Langchain vector store objects  do not sub class Runnable , and so cannot immediately be integrated into Langchain Expression Language chains.

Langchain Retrievers are Runnables, so they implement a standard set of methods (e.g: synchronous and asynchronous invoke and batch operations) and are designed to be incorporated in LCEL chains.
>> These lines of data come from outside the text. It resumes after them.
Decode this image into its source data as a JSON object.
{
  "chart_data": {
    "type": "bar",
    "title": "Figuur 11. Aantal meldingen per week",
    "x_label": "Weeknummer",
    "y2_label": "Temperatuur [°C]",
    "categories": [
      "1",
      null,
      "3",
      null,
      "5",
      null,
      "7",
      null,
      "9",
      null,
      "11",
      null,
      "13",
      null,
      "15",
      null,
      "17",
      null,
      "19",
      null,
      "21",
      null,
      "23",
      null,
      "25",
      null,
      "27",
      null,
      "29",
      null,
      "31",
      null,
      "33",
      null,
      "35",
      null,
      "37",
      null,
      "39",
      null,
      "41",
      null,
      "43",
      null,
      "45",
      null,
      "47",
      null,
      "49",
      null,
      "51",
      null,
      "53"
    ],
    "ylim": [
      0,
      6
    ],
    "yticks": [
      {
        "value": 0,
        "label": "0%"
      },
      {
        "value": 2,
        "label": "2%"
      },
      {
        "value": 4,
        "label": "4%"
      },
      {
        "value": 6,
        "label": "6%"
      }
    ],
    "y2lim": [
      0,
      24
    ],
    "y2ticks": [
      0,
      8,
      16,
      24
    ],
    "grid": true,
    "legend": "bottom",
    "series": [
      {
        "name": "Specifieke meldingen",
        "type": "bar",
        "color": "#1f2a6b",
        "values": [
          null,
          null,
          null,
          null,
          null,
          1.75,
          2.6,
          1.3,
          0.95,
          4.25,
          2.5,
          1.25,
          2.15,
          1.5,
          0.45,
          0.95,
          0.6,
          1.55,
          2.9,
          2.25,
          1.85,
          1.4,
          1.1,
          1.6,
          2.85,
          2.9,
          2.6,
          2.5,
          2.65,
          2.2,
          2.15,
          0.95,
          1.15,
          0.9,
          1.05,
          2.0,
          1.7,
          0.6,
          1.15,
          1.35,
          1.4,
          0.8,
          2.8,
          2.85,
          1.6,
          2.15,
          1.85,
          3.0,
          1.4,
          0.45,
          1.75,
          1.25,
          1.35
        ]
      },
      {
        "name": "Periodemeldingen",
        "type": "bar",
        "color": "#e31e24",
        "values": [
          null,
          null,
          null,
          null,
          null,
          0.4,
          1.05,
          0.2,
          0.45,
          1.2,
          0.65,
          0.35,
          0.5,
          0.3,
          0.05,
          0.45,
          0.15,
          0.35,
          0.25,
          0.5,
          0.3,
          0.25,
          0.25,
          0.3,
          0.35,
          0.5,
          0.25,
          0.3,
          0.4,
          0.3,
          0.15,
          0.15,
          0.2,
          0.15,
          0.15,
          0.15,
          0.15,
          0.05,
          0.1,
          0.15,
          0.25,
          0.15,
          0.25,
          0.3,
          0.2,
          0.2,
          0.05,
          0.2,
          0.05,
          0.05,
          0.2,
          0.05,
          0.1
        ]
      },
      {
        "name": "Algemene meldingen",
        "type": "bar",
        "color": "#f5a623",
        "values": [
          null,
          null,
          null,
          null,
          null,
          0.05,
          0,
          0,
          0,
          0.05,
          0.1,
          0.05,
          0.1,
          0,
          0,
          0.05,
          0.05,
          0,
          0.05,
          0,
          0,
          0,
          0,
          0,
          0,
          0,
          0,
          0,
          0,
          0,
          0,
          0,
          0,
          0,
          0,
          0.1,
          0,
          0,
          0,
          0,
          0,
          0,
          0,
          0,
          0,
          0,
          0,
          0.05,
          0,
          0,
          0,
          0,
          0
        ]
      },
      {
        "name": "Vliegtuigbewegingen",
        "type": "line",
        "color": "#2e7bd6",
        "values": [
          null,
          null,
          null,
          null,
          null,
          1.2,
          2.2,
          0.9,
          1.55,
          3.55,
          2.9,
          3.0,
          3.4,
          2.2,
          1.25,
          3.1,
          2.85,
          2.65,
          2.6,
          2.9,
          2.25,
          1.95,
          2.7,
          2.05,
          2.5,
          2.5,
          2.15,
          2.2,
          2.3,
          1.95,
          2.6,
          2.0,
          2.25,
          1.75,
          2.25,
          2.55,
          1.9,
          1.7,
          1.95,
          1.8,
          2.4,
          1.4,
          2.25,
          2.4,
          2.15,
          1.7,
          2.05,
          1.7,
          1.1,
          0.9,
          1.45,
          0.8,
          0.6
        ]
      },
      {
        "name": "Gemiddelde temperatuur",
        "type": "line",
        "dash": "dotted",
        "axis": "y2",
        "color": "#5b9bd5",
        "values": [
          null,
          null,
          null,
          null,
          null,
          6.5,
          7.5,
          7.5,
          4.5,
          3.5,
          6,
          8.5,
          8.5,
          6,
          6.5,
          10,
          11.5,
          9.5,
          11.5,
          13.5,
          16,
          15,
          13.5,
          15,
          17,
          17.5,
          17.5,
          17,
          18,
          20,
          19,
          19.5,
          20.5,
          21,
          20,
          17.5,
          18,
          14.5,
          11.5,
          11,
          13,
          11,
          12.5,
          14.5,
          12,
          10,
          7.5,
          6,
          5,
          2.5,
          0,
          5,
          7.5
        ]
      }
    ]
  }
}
We can create a simple version of this ourselves, without subclassing Retriever. If we choose what method we wish to use to retrieve documents, we can create a runnable easily. Below we will build one around the similarity_search method.


In [22]:
from typing import List

from langchain_core.documents import Document
from langchain_core.runnables import RunnableLambda

retriever=RunnableLambda(vectorstore.similarity_search).bind(k=1) # which is top nearest result.

In [23]:
retriever.batch(["cat","dog"])

[[Document(metadata={'source': 'mammal-pets-doc'}, page_content='Cats are independent pets that often enjoy their own space.')],
 [Document(metadata={'source': 'mammal-pets-doc'}, page_content='Dogs are great companions, known from their loyalty and friendliness.')]]
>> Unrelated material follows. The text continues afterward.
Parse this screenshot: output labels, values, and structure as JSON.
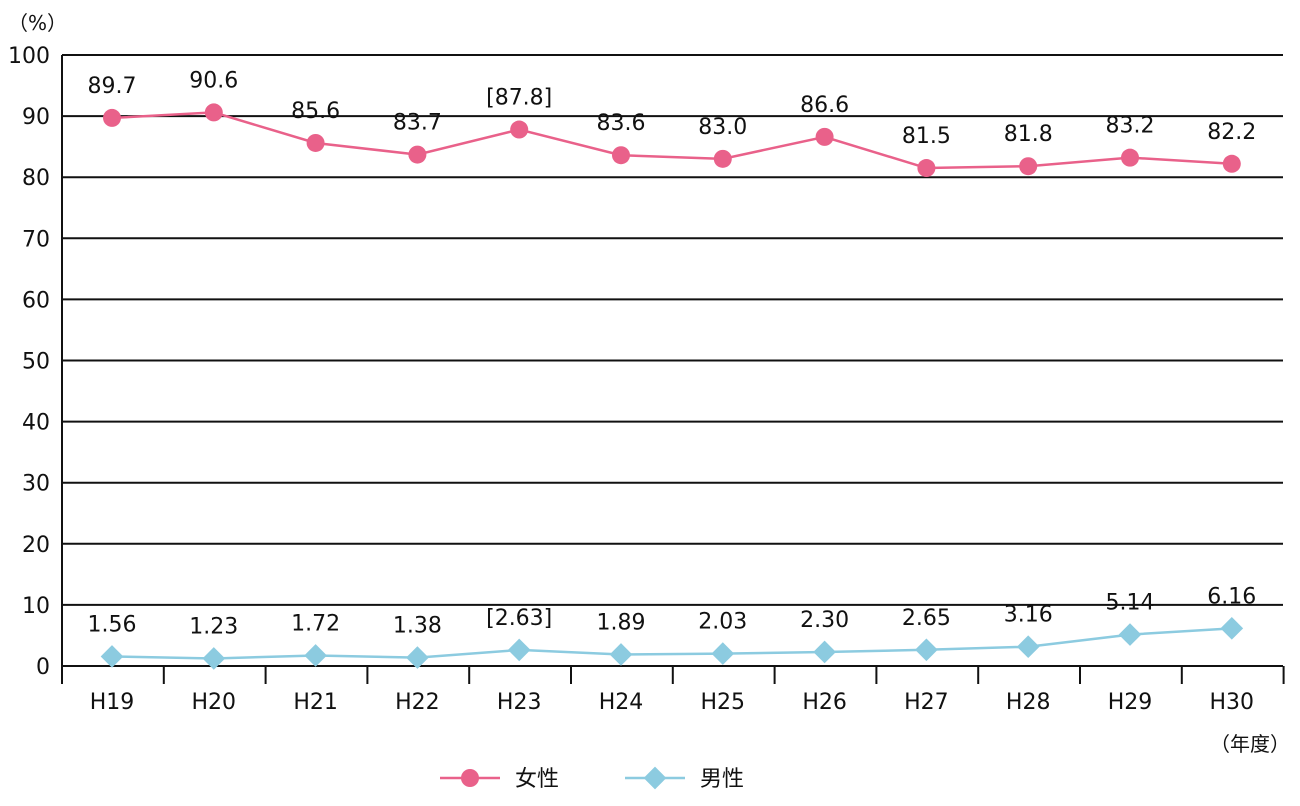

Vector stores implement an as_retriever method that will generate a Retriever, specifically a Vector Store Retriever. these retrievers include specific search_type and search_kwargs attributes that identify what methods of the underlying vector store to call, and how to parameterize them. For instance, we can replicate the above with the following:

In [24]:
vectorstore.as_retriever(
    search_type="similarity",
    search_kwargs={"k":1}
)
retriever.batch(["cat","dogs"])

[[Document(metadata={'source': 'mammal-pets-doc'}, page_content='Cats are independent pets that often enjoy their own space.')],
 [Document(metadata={'source': 'mammal-pets-doc'}, page_content='Dogs are great companions, known from their loyalty and friendliness.')]]

In [25]:
from langchain_core.prompts import ChatPromptTemplate
from langchain_core.runnables import RunnablePassthrough

message="""
Answer this question using the provide contect only.

{question}

contect:
{context}
"""
prompt=ChatPromptTemplate.from_messages([("human",message)])

rag_chain={"context":retriever,"question":RunnablePassthrough()}|prompt|llm
response=rag_chain.invoke("tell me about dogs")
print(response.content)

According to the provided content, dogs are great companions, known for their loyalty and friendliness.